The two main problems with this approach is it is not rotation-invariant and it ...

wickedchicken · on June 3, 2011

As a followup (and this is rather unrelated to the original post), you can combine a feature detector with a statistical clustering algorithm to automatically identify the generic visual properties of objects in an unsupervised manner. One of the first papers attempting this is http://citeseerx.ist.psu.edu/viewdoc/download?doi=10.1.1.72.... but many have followed it. From what I understand these still simply check for the existence of features in an image instead of their spatial relationship ('a picture of a cat has two ears, a tail, and a blob for a body' versus 'a picture of a cat has two ears positioned on the end of a blob with a tail on the other end of the blob'). Nevertheless, they represent the current state-of-the-art in automatic object classification and recognition algorithms.

sigil · on June 3, 2011

I went to a talk by Yann LeCun [1] a few months back, "Learning Feature Hierarchies for Vision." The current state of the art in this field is mind-blowing to an outsider. The final demo was a program that he trained in a matter of seconds to recognize and distinguish faces of various random audience members, in real time, from different viewing angles.

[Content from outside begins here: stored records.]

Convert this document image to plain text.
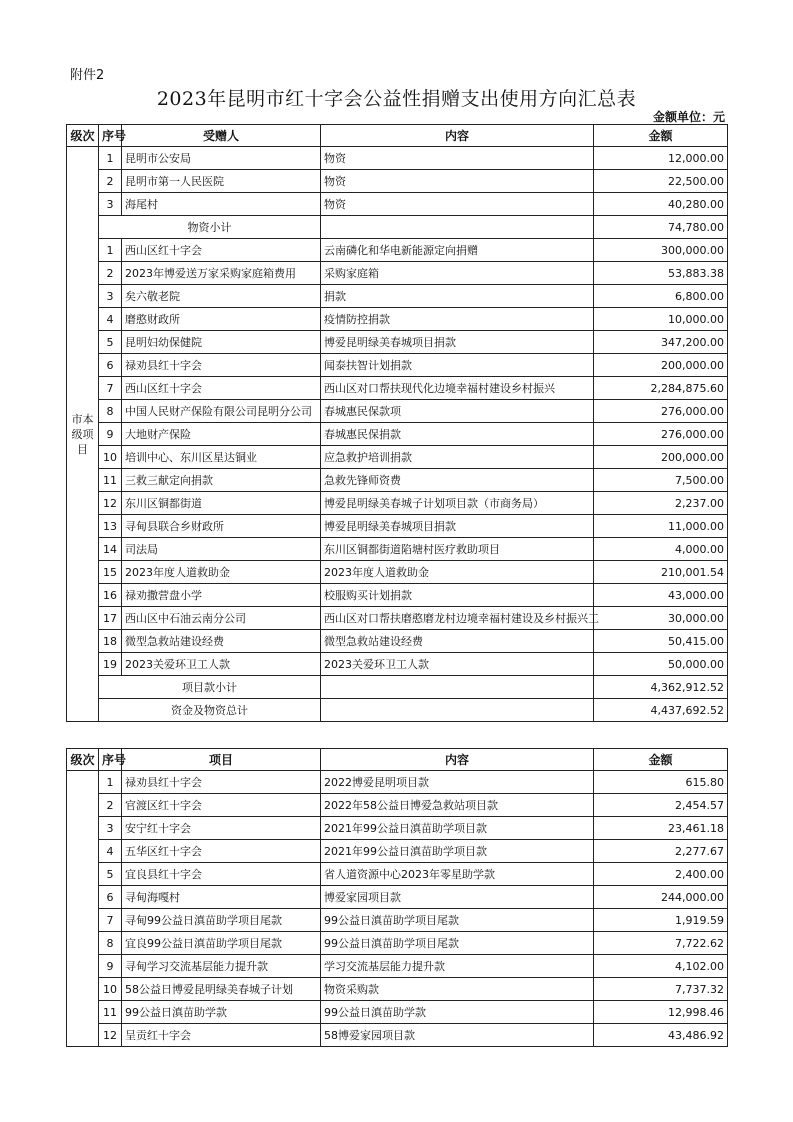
附件2
2023年昆明市红十字会公益性捐赠支出使用方向汇总表
金额单位：元
级次	序号	受赠人	内容	金额
市本级项目	1	昆明市公安局	物资	12,000.00
	2	昆明市第一人民医院	物资	22,500.00
	3	海尾村	物资	40,280.00
	物资小计			74,780.00
	1	西山区红十字会	云南磷化和华电新能源定向捐赠	300,000.00
	2	2023年博爱送万家采购家庭箱费用	采购家庭箱	53,883.38
	3	矣六敬老院	捐款	6,800.00
	4	磨憨财政所	疫情防控捐款	10,000.00
	5	昆明妇幼保健院	博爱昆明绿美春城项目捐款	347,200.00
	6	禄劝县红十字会	闻泰扶智计划捐款	200,000.00
	7	西山区红十字会	西山区对口帮扶现代化边境幸福村建设乡村振兴	2,284,875.60
	8	中国人民财产保险有限公司昆明分公司	春城惠民保款项	276,000.00
	9	大地财产保险	春城惠民保捐款	276,000.00
	10	培训中心、东川区星达铜业	应急救护培训捐款	200,000.00
	11	三救三献定向捐款	急救先锋师资费	7,500.00
	12	东川区铜都街道	博爱昆明绿美春城子计划项目款（市商务局）	2,237.00
	13	寻甸县联合乡财政所	博爱昆明绿美春城项目捐款	11,000.00
	14	司法局	东川区铜都街道陷塘村医疗救助项目	4,000.00
	15	2023年度人道救助金	2023年度人道救助金	210,001.54
	16	禄劝撒营盘小学	校服购买计划捐款	43,000.00
	17	西山区中石油云南分公司	西山区对口帮扶磨憨磨龙村边境幸福村建设及乡村振兴工	30,000.00
	18	微型急救站建设经费	微型急救站建设经费	50,415.00
	19	2023关爱环卫工人款	2023关爱环卫工人款	50,000.00
	项目款小计			4,362,912.52
	资金及物资总计			4,437,692.52
级次	序号	项目	内容	金额
	1	禄劝县红十字会	2022博爱昆明项目款	615.80
	2	官渡区红十字会	2022年58公益日博爱急救站项目款	2,454.57
	3	安宁红十字会	2021年99公益日滇苗助学项目款	23,461.18
	4	五华区红十字会	2021年99公益日滇苗助学项目款	2,277.67
	5	宜良县红十字会	省人道资源中心2023年零星助学款	2,400.00
	6	寻甸海嘎村	博爱家园项目款	244,000.00
	7	寻甸99公益日滇苗助学项目尾款	99公益日滇苗助学项目尾款	1,919.59
	8	宜良99公益日滇苗助学项目尾款	99公益日滇苗助学项目尾款	7,722.62
	9	寻甸学习交流基层能力提升款	学习交流基层能力提升款	4,102.00
	10	58公益日博爱昆明绿美春城子计划	物资采购款	7,737.32
	11	99公益日滇苗助学款	99公益日滇苗助学款	12,998.46
	12	呈贡红十字会	58博爱家园项目款	43,486.92
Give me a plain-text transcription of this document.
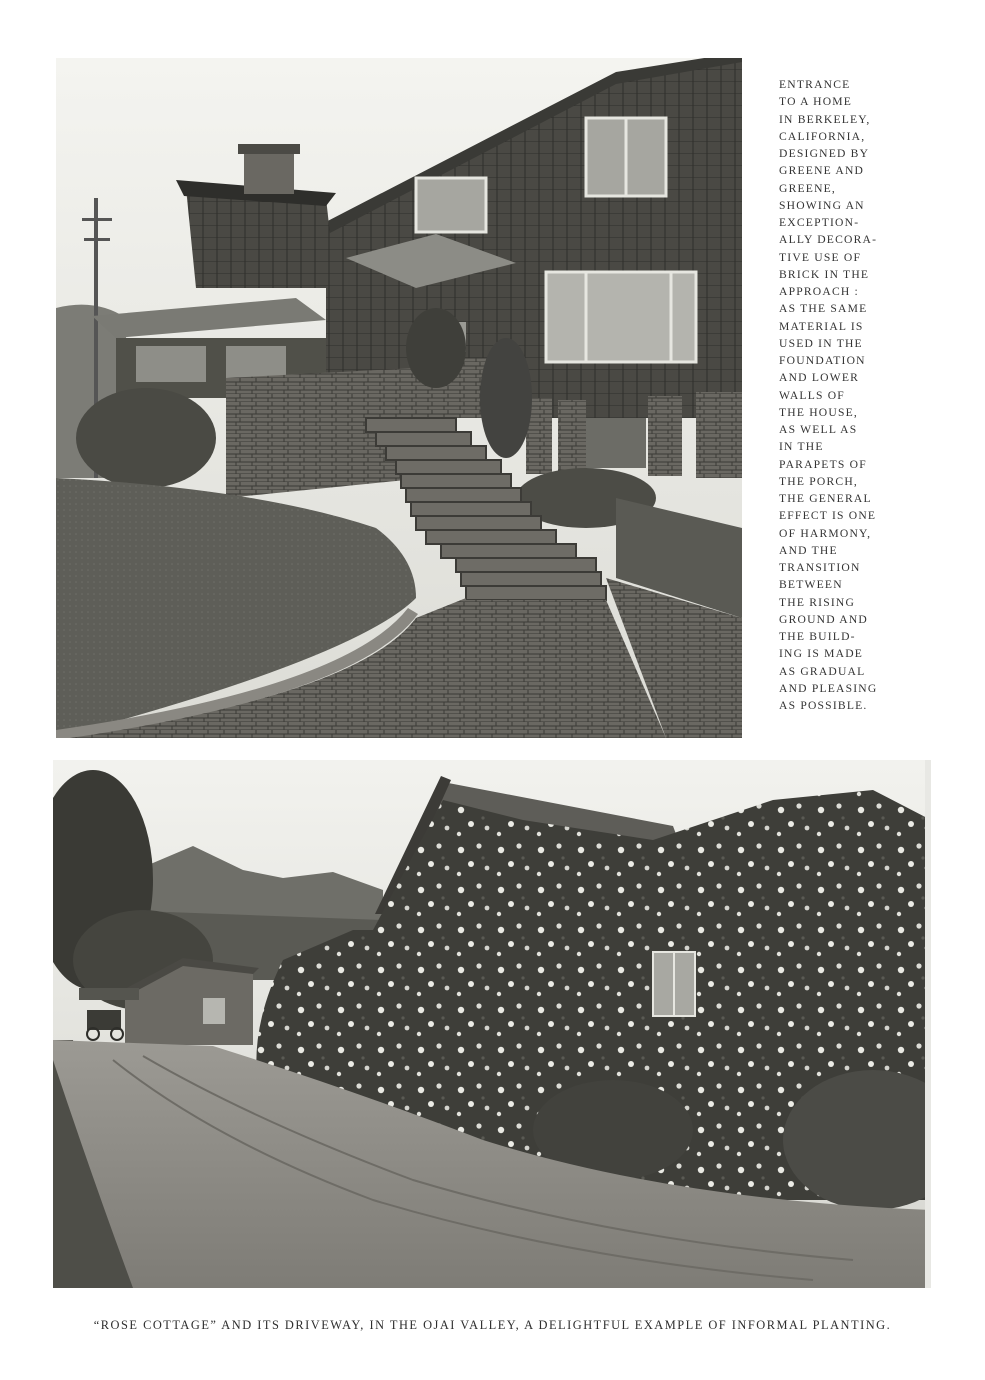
ENTRANCE
TO A HOME
IN BERKELEY,
CALIFORNIA,
DESIGNED BY
GREENE AND
GREENE,
SHOWING AN
EXCEPTION-
ALLY DECORA-
TIVE USE OF
BRICK IN THE
APPROACH :
AS THE SAME
MATERIAL IS
USED IN THE
FOUNDATION
AND LOWER
WALLS OF
THE HOUSE,
AS WELL AS
IN THE
PARAPETS OF
THE PORCH,
THE GENERAL
EFFECT IS ONE
OF HARMONY,
AND THE
TRANSITION
BETWEEN
THE RISING
GROUND AND
THE BUILD-
ING IS MADE
AS GRADUAL
AND PLEASING
AS POSSIBLE.
“ROSE COTTAGE” AND ITS DRIVEWAY, IN THE OJAI VALLEY, A DELIGHTFUL EXAMPLE OF INFORMAL PLANTING.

[1] http://yann.lecun.com/

_delirium · on June 3, 2011

Is any of that software available?

sigil · on June 3, 2011

Some of the libraries are [1]. Probably not the whole kit and caboodle. Interestingly, there was a focus on special purpose hardware that made convolutional network learning possible in realtime. One of the other demos was an autonomous driving robot that learned to recognize obstacles in video. Again, just mind-blowing.

[1] http://www.cs.nyu.edu/~yann/software/index.html

brudgers · on June 3, 2011

How serious a problem is non-rotational invariance given the purposes for which Tineye may be using perceptual hashing?

In Tineye's data set, wouldn't rotational issues tend to be edge cases since the vast majority of images on the web are already properly oriented? And given that most of the edge cases are likely to involve 90, 180 or 270 degrees of rotation, the additional computational requirements to cover those would appear to be significantly less than required for true non-translational calculation - i.e. wouldn't rotating the low frequency image 90 degrees and generating a second hash + creating reverse order hashes of the original and second hash work?

It seems to me that for applications such as cryptography where the costs of false positives are high, a SIFT algorithm makes sense. But for a free consumer oriented search tool, might it be considered overkill?

Link to SIFT: http://en.wikipedia.org/wiki/Scale-invariant_feature_transfo...

wickedchicken · on June 3, 2011

The difference is that you're throwing ad-hoc enhancements on top of an underlying framework which can't be modified beyond its basic principle. Yes, if you are looking for exact or simply scaled duplicates on other websites, a vector search for downsampled images would work ok. However, SIFT/SURF has a much more principled approach that can can be extended to handle more cases "when you need it." It's the difference between hand-writing HTML and using a template engine. On one scale, of course it makes sense to just copy and paste some HTML. But as things get hairier over time, you have to switch to something more powerful.

brudgers · on June 4, 2011

>approach that can can be extended to handle more cases "when you need it."

I guess my take on TinEye is that cases "when you need it" may be cases outside their target current market segment. Getting people to use their service is probably more important than using a sophisticated algorithm.